Le plus urgent est celui des bases militaires ukrainiennes, assiégées par les milices pro-russes, soupçonnées d'être en fait des forces russes déguisées.

Les forces russes, qui ont occupé mercredi matin le quartier général de la marine ukrainienne à Sébastopol, ont pris ensuite le contrôle de la base ukrainienne à Novoozerne, dans l'ouest de la Crimée, ont constaté des journalistes de l'AFP.

Des soldats ukrainiens cèdent leur base aux Russes

Ils sont sortis tête basse, en tenue de camouflage, leurs affaires dans des sacs plastiques. Les militaires ukrainiens de Novoozerne, dans l'ouest de la Crimée, ont laissé les soldats russes, cagoulés et armés, prendre possession mercredi de leur base navale.

À peine avaient-ils franchi le seuil du portail rouillé que la dernière bannière ukrainienne flottant encore sur le sinistre bâtiment jaunâtre était remplacée par un drapeau aux couleurs de Moscou.

Sous l'oeil des soldats russes, de miliciens et d'habitants favorables à la Russie, environ trente Ukrainiens sont sortis, dans un silence de marbre et un froid glacial. «Interdiction de filmer ce moment!», lance alors un officier russe.

C'est la deuxième base de Crimée à être occupée par les forces de Moscou après le quartier général de la marine ukrainienne à Sébastopol mercredi matin.

Selon le commandant adjoint de la base, joint au téléphone par l'AFP, les hommes des milices pro-russes sont entrés les premiers, précédés par un groupe de femmes et d'enfants. Les soldats russes sont arrivés ensuite, entraînant l'évacuation des Ukrainiens.

À leur sortie, la plupart des militaires ukrainiens rejoignent des baraquements sans charme, juste en face de la base, certains accompagnés de leur femme. D'autres quittent les lieux dans un vieux minibus spécialement affrété.

Aigle bicéphale

Rares sont ceux qui acceptent de s'exprimer. «Nous avons un service de presse. Je ne peux pas parler», lâche un officier en civil, la mine tendue.

Seul Andreï, un officier, képi blanc sur la tête, se dit heureux «que tout soit terminé, que tout ait été calme et qu'il n'y ait pas eu d'effusion de sang». Il prévoit désormais de quitter la Crimée.

«Il n'y a pas eu de conflit ni de provocation de la part des habitants et des militaires» russes, assure-t-il.

«On a beaucoup d'amis ici, donc c'est triste.

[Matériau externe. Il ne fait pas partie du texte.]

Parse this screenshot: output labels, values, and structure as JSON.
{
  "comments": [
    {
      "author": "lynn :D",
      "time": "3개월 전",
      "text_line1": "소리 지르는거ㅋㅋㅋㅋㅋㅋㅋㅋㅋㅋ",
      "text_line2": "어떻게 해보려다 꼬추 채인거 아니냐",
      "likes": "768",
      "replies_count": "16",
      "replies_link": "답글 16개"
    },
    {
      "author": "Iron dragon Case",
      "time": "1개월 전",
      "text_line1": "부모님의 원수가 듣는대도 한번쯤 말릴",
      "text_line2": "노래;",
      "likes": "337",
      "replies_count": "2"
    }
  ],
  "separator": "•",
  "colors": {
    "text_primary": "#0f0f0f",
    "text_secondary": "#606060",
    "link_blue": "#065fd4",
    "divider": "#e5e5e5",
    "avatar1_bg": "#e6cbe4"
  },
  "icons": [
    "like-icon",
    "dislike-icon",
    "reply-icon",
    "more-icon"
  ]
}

C'est dommage de devoir agir comme ça vis-à-vis d'eux», explique un civil, Alexandre, sous la capuche de sa doudoune.

S'il est venu à la base, c'est «pour éviter les tirs» entre Russes et Ukrainiens.

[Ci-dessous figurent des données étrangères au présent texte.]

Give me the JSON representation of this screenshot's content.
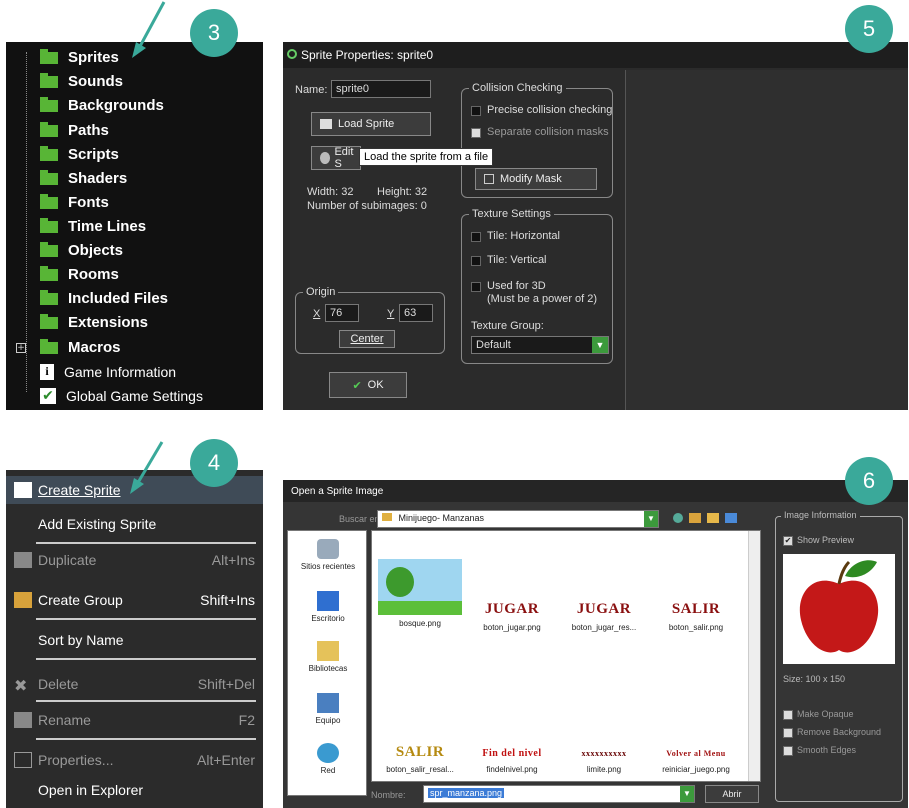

Il a lui-même servi dans l'armée ukrainienne, qu'il a quittée dans les années 90, car «elle ne tenait pas ses promesses». Devenu aujourd'hui homme d'affaires, il est Russe «d'âme et de coeur», affirme-t-il, le regard acier, en se touchant la tête puis la poitrine.

Derrière lui, des membres de la base - officiers ou personnel administratif - continuent de quitter les lieux au compte-goutte. Les sacs qu'ils transportent sont fouillés par les soldats.

Cinq militaires russes casqués, cagoulés et armés montent la garde. Les autres patrouillent à l'intérieur et autour du bâtiment. L'un d'eux garde ostensiblement un doigt sur la gâchette de son fusil.

Aucun d'eux n'arbore un quelconque signe distinctif de l'armée qu'ils servent. Une simple coquetterie, car les couleurs russes sont partout dans la base et sur les véhicules.

Avant même le départ des Ukrainiens, deux hommes en civils avaient vissé un blason sur le portail: un aigle bicéphale, symbole de l'empire russe, restauré après la chute de l'Union soviétique.

En occupant plus tôt le quartier général des forces navales ukrainiennes à Sébastopol, les milices pro-russes se sont saisies du chef de la marine, Serguiï Gaïdouk.

Une agence locale, Kryminform, reprise par plusieurs médias russes, a affirmé qu'il avait été conduit au siège du parquet «pour interrogatoire» sur l'ordre transmis de Kiev autorisant les soldats ukrainiens à utiliser leurs armes.

Recours aux armes

Le gouvernement de Kiev a donné l'ordre à ses militaires de rester en Crimée.

La veille, une opération similaire a fait deux morts - un militaire et un membre de «l'autodéfense» pro-russe -, et deux soldats blessés à Simféropol, selon la police locale.

Cet événement a poussé Kiev à autoriser officiellement ses soldats encore dans la péninsule à prendre les armes pour se défendre.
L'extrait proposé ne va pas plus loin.